Пани Бахревич опять приблизила губы к уху кузена.

— А какие трудолюбивые девушки! Эти занавески и подставки, и те корзиночки, и этот абажур — все собственными руками сделали. Сидят себе, бедняжки, по целым дням, каждая у своего окна, и работают… Вот, признаюсь я тебе, Людвись, как перед ксендзом на исповеди, что иногда смотрю на них, и мое материнское сердце кровью обливается… Изводятся ведь… Воспитанные девушки, а в таком захолустье живут… разве можно здесь выйти замуж, как им пристало? Разве найдется здесь подходящая партия?

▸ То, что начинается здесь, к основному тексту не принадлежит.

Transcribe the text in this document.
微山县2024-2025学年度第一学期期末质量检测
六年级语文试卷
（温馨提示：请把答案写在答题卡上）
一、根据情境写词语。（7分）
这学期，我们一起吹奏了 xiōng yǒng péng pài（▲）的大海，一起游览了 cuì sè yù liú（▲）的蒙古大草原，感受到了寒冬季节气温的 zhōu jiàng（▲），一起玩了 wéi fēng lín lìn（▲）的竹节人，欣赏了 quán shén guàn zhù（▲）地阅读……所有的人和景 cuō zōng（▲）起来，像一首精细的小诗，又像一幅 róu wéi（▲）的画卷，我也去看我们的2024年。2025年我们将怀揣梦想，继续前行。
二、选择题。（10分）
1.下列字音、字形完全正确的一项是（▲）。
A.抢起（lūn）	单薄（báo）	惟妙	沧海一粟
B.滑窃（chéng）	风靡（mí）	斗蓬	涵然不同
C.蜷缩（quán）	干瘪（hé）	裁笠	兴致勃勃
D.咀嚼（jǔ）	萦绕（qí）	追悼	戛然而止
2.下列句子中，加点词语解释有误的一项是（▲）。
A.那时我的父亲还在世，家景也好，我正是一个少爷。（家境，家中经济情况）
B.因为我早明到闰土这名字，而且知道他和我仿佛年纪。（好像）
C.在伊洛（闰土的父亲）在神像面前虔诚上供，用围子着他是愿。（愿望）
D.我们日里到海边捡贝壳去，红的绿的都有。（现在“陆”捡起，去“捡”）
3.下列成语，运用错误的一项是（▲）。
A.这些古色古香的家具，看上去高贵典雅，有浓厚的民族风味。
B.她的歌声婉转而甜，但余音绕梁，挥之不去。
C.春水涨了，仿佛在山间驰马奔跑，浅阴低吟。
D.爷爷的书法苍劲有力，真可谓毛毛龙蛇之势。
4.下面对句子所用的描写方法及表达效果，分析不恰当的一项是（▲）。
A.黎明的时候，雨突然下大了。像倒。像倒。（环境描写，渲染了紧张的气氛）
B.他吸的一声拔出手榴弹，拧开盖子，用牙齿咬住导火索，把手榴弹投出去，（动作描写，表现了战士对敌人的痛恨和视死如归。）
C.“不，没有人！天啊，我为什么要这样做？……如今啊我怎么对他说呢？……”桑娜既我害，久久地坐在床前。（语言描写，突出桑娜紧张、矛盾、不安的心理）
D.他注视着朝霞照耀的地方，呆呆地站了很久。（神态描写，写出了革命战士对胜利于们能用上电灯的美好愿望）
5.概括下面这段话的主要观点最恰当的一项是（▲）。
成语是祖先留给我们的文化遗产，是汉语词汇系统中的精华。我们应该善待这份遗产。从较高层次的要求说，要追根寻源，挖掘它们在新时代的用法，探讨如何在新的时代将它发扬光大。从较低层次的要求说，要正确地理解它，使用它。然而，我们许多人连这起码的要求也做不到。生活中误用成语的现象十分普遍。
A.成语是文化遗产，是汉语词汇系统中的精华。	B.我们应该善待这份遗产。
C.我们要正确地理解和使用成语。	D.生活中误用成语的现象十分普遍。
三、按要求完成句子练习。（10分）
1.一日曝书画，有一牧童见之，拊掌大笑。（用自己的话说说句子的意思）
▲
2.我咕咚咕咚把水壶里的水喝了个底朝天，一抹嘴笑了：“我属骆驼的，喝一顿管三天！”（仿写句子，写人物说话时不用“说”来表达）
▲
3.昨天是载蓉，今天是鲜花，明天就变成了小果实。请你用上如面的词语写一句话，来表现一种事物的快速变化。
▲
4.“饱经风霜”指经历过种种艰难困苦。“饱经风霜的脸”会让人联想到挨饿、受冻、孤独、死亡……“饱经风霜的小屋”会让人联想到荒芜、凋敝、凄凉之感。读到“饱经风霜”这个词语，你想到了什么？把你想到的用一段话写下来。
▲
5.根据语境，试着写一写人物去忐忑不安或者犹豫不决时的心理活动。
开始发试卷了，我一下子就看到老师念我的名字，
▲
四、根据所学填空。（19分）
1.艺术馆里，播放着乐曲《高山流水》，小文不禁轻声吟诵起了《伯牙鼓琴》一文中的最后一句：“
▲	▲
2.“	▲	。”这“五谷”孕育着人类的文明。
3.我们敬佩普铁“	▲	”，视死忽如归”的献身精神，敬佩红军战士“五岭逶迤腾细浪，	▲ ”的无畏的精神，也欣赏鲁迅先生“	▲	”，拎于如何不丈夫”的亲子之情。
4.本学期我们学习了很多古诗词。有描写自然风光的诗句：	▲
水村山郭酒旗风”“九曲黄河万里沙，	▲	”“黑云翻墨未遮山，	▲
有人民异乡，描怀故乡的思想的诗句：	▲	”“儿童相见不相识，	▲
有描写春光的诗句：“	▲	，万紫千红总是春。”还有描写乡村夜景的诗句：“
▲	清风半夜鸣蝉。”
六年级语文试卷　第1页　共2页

Разговор о замужестве кузин, как видно, пришелся Капровскому не по вкусу, потому что он, подняв глаза к лампе, прервал тетушку замечанием:

— Прекрасный абажур! Это панна Каролина сделала?

— Да, Карольця, Карольця, — со счастливым смехом, во весь голос воскликнула пани Бахревич и, сняв с лампы абажур, стала показывать его гостю.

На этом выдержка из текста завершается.